Love the Poor by Giving them a Bigger Carbon Footprint

Bjorn Lomborg is an environmentalist, so he believes a lot of the requisite environmentalist jibber-jabber. But he’s an environmentalist who can be reasoned with.

Case in point, he realizes that people who have to burn dung for heat don’t need solar panels. They need cheap, reliable coal-fired electricity:

For many parts of the world, fossil fuels are still vital and will be for the next few decades, because they are the only means to lift people out of the smoke and darkness of energy poverty.

More than 1.2 billion people around the world have no access to electricity, according to the International Energy Agency’s World Energy Outlook for 2012. Most of them live in sub-Saharan Africa and in Asia. That is nearly four times the number of people who live in the United States. In sub-Saharan Africa, for instance, excluding South Africa, the entire electricity-generating capacity available is only 28 gigawatts — equivalent to Arizona’s — for 860 million people.

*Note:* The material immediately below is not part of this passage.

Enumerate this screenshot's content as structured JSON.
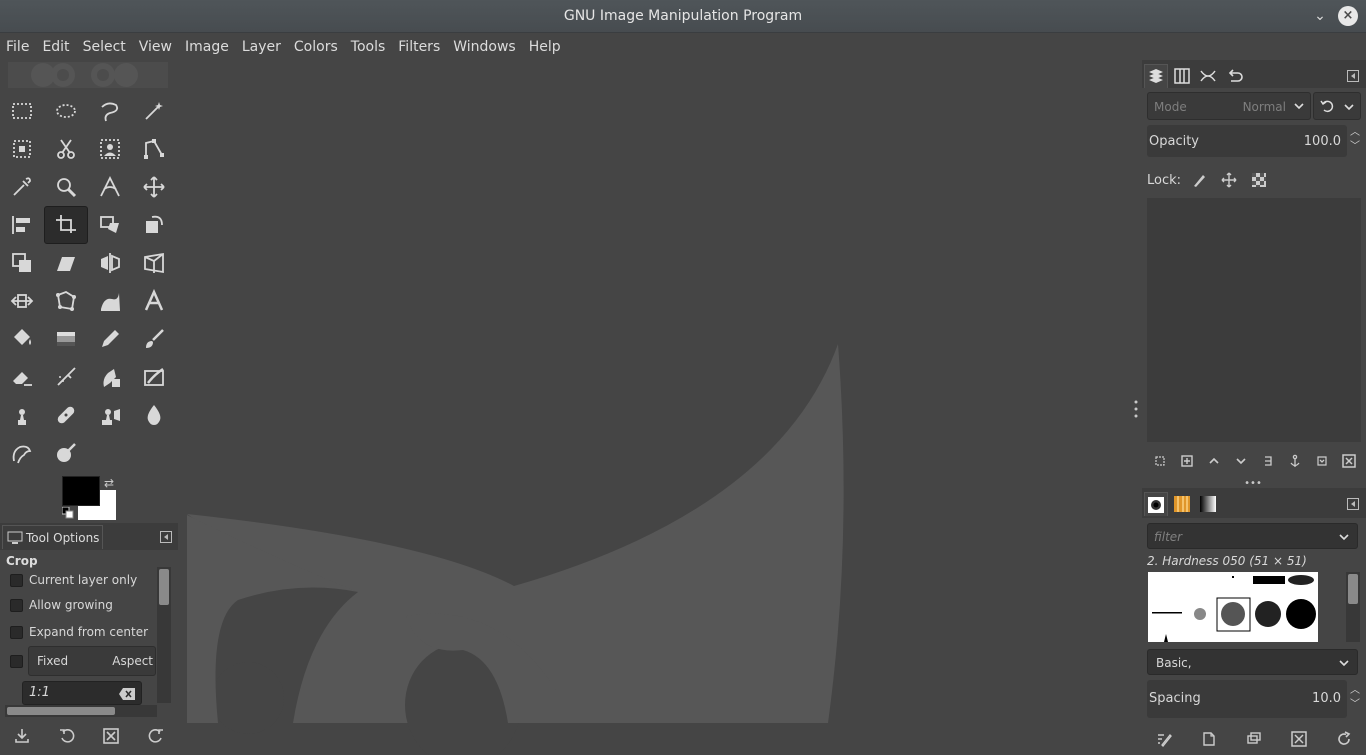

About 6.5 million people live in Arizona.

Even more people — an estimated three billion — still cook and heat their homes using open fires and leaky stoves, according to the energy agency. More efficient stoves could help. And solar panels could provide LED lights and power to charge cellphones.

But let’s face it. What those living in energy poverty need are reliable, low-cost fossil fuels, at least until we can make a global transition to a greener energy future. This is not just about powering stoves and refrigerators to improve billions of lives but about powering agriculture and industry that will improve lives.